Слава шел заснеженной, пустынной улицей, мерцали звезды, поблескивал снег, где-то одиноко брехал неунывающий пес.
У Жильцовых все спали, Слава постучался, ему быстро открыли.
— Мы думали, останетесь у Быстровых до утра. Ужинать будете?
— Нет, нет, — отказался Слава. — Мне бы соснуть пару часиков, если можно…
Ему постелили на лавке, перина не умещалась, свешивалась до полу, и Слава всю ночь подтягивал ее.
Утром встал чуть свет, позавтракал вместе с Жильцовыми и только собрался идти к Быстровым, как за ним прибежал вихрастый визгливый паренек.
— Дядя Паша, где у вас тут этот, как его… Ну, приехал вчера, у вас остановился?
— Чего тебе? — спросил его Слава.
— Ванька зовет. Давай быстро! Ну, Сосняков. Ванька Сосняков.
— Да разве он дома?
— Приехал на зорьке. Давай, давай!
— А где он?
— В школе.
В школе — комната, отведенная для Корсуновской комсомольской ячейки.
У школы возня, игра в снежки, занятия еще не начались.
Многое изменилось за три года в доме Корсунских, сделали коридор, залы разделены перегородками.
— Здравствуй, Иван, с чего это ты в такую рань?
— Узнал, что вы приехали в Рагозино, и вот следом за вами.
Сосняков официален, важен, строг, обращается на «вы» — Слава ничего не понимает.
— А что стряслось?
— Хочу предотвратить ваше ошибочное поведение.
— Мое поведение?
— Полагаю, вы приехали на похороны?
— А тебе какое дело? Впрочем, и тебе стоило бы принять участие в похоронах.
— Мне?
— Тебе.
Сосняков искренне удивлен:
— Да вы понимаете, что предлагаете?
В свою очередь, изумляется Слава:
— Да ведь это он устанавливал Советскую власть в нашей волости, он делал революцию…
— А потом эту революцию предал?
Тут только до Славы доходит смысл неожиданного появления Соснякова.
— Ошибся и наказан за это, но он остался революционером.

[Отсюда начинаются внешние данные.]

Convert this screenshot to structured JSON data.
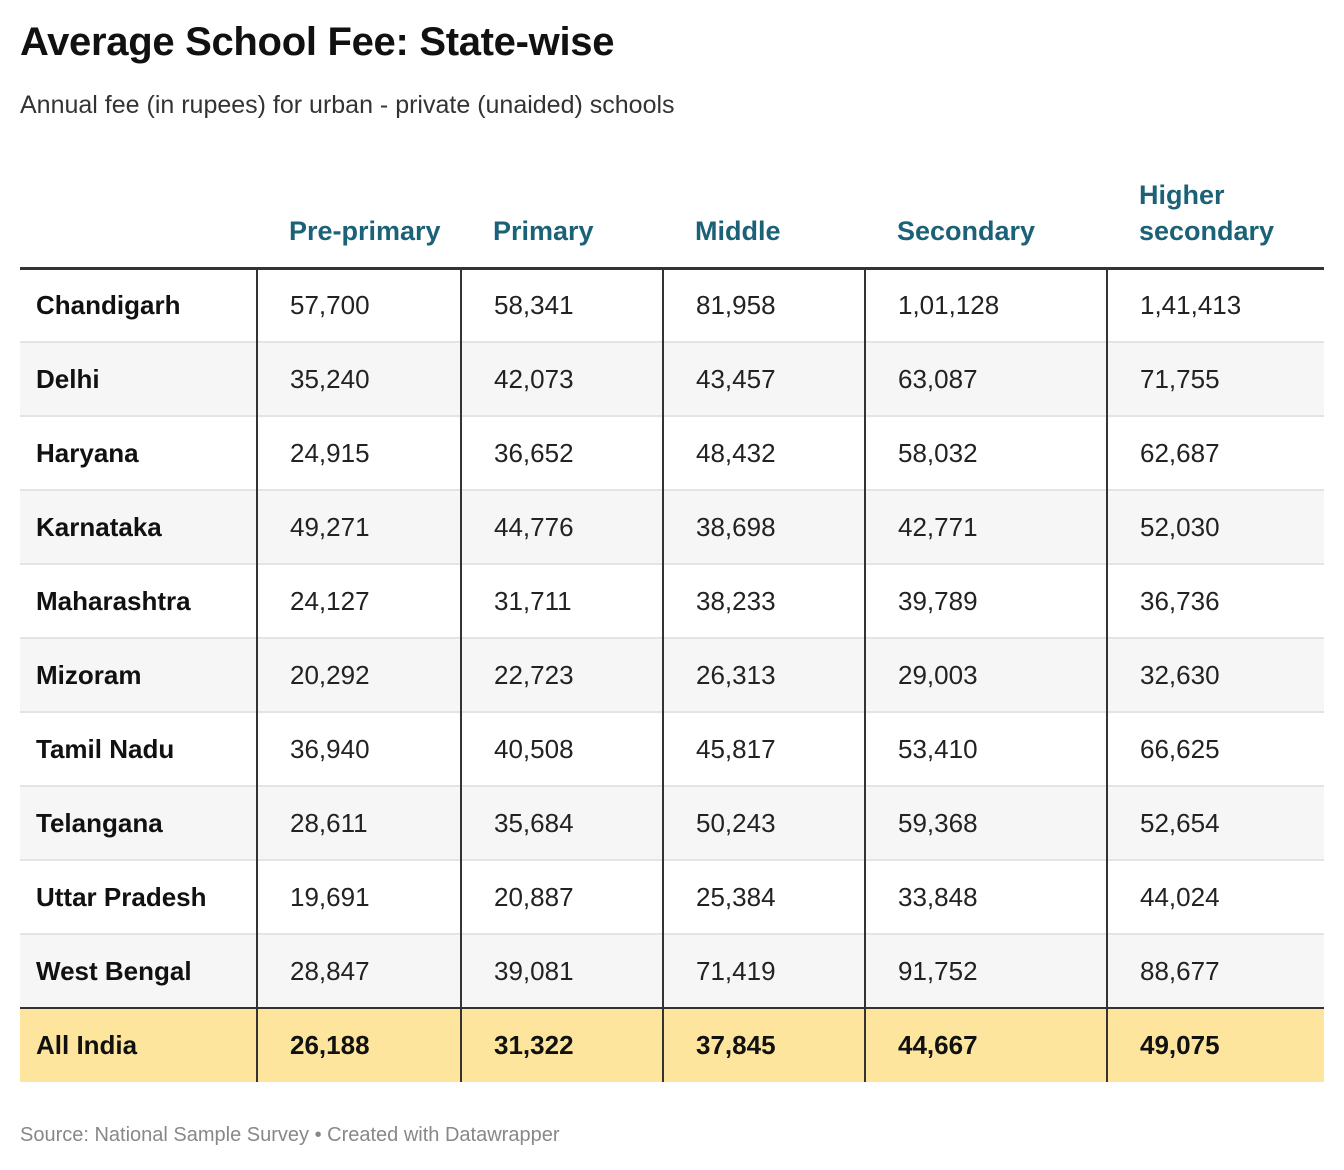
{
  "header": {
    "title": "Average School Fee: State-wise",
    "subtitle": "Annual fee (in rupees) for urban - private (unaided) schools"
  },
  "footer": {
    "source": "Source: National Sample Survey • Created with Datawrapper"
  },
  "colors": {
    "header_text": "#1b6278",
    "highlight_row": "#fde59e",
    "alt_row": "#f6f6f6"
  },
  "chart_data": {
    "type": "table",
    "title": "Average School Fee: State-wise",
    "subtitle": "Annual fee (in rupees) for urban - private (unaided) schools",
    "columns": [
      "",
      "Pre-primary",
      "Primary",
      "Middle",
      "Secondary",
      "Higher secondary"
    ],
    "rows": [
      {
        "state": "Chandigarh",
        "values": [
          "57,700",
          "58,341",
          "81,958",
          "1,01,128",
          "1,41,413"
        ]
      },
      {
        "state": "Delhi",
        "values": [
          "35,240",
          "42,073",
          "43,457",
          "63,087",
          "71,755"
        ]
      },
      {
        "state": "Haryana",
        "values": [
          "24,915",
          "36,652",
          "48,432",
          "58,032",
          "62,687"
        ]
      },
      {
        "state": "Karnataka",
        "values": [
          "49,271",
          "44,776",
          "38,698",
          "42,771",
          "52,030"
        ]
      },
      {
        "state": "Maharashtra",
        "values": [
          "24,127",
          "31,711",
          "38,233",
          "39,789",
          "36,736"
        ]
      },
      {
        "state": "Mizoram",
        "values": [
          "20,292",
          "22,723",
          "26,313",
          "29,003",
          "32,630"
        ]
      },
      {
        "state": "Tamil Nadu",
        "values": [
          "36,940",
          "40,508",
          "45,817",
          "53,410",
          "66,625"
        ]
      },
      {
        "state": "Telangana",
        "values": [
          "28,611",
          "35,684",
          "50,243",
          "59,368",
          "52,654"
        ]
      },
      {
        "state": "Uttar Pradesh",
        "values": [
          "19,691",
          "20,887",
          "25,384",
          "33,848",
          "44,024"
        ]
      },
      {
        "state": "West Bengal",
        "values": [
          "28,847",
          "39,081",
          "71,419",
          "91,752",
          "88,677"
        ]
      }
    ],
    "total": {
      "state": "All India",
      "values": [
        "26,188",
        "31,322",
        "37,845",
        "44,667",
        "49,075"
      ]
    }
  }
}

— Товарищ Ознобишин, вы недостаточно принципиальны.
Значение этого слова Сосняков уже знает и знает, что обвинение в беспринципности способно задеть Ознобишина сильнее всего.
— Не тебе меня учить, я секретарь укомола. Это я рекомендовал тебя в секретари волкомола! И вообще, брось этот тон…
— Ты орешь потому, что не прав.
— Быстров — мой учитель, — решительно заявил Слава.
— Оно и видно, раз ты собираешься действовать во вред партии. Я для того и приехал, чтобы тебя остановить. Прошу тебя, не ходи на похороны, мы все сделали, чтобы в похоронах не участвовать.
— Что?!
— Пусть хоронит жена или какая родня, но комсомольцы и коммунисты должны воздержаться.
— Поп отказал в погребении, коммунисты тоже отказывают, кому ж его хоронить — кулакам?
Сосняков усмехнулся:
— Ну, кулаки его собакам скормили бы…
— Признаешь?
— Ты же партийный работник, а он критиковал партию. Что скажут люди, если увидят тебя? Все, значит, прощено?
— Так, если хочешь знать, мне Шабунин разрешил поехать, даже свою лошадь дал…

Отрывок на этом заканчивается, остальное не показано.